Плот 'Медузы'
Шрифт:
– Представляю, как они обрадовались потом. Вас не наказали?
– В тот раз - не помню. Но если наказали, нахлобучку, как всегда, получил я один.
– Почему "как всегда"?
– Потому что Реми следовал в жизни золотому правилу: "Никаких неприятностей". При первом признаке тревоги он забивался под кресло или под диван и оттуда наблюдал за развитием событий.
– А вы?..
– А я - я встречал их лицом к лицу. Мне было всего три года, а Реми пять, и я был от горшка два вершка, но именно я шел навстречу опасности. Видно, я от рождения был бунтарем. (Усмехается.)
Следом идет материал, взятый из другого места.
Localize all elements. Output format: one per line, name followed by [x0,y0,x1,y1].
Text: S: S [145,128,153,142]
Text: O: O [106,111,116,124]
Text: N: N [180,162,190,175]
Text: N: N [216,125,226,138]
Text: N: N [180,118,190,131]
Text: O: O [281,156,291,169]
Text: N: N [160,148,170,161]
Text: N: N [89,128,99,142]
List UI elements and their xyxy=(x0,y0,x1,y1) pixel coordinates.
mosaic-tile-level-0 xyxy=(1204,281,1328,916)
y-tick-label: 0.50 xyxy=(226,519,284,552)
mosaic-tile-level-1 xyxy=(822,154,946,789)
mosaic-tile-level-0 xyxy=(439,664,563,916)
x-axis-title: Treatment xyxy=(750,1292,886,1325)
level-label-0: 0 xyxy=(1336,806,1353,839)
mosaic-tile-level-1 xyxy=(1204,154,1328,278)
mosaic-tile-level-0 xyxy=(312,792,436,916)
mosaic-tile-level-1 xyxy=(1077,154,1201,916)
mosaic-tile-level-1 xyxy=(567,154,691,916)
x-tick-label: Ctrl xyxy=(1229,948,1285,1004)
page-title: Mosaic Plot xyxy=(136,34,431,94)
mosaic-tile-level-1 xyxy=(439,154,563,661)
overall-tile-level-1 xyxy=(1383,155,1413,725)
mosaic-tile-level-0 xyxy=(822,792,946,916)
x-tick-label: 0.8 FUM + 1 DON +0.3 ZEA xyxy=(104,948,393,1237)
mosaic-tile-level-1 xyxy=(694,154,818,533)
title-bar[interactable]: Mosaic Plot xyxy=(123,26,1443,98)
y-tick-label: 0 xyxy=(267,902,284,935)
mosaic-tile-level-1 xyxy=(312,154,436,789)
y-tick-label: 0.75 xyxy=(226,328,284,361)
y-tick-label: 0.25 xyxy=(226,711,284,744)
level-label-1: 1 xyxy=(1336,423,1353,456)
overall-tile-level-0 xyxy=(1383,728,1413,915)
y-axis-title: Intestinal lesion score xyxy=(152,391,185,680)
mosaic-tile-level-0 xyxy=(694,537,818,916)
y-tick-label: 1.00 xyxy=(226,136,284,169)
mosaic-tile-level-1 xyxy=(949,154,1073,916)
– И подзатыльники доставались вам?
– Само собой, кто бы ни провинился. А я думал об одном: как отомстить за несправедливость.
–
– О нет, взрослым. Но они были слишком большие, слишком сильные, чтобы я мог расправиться с ними, поэтому я обращал свой гнев на принадлежавшие им вещи: на мебель, на лампу. Мать часто описывала мне такую, например, сцену: разъяренный карапуз вцепился в турецкий ковер, который лежит на полу под громадным столом, и кричит, грозится: "Я созгу твой ковел! Лазобью твою лампу!" Мать смеялась, а я неистовствовал от бессильной ярости, обзывал ее гадиной, бросался к окну, звал: "Спасите, здесь обизают лебенка", на улице поднимался шум... Очаровательное дитя, как видите.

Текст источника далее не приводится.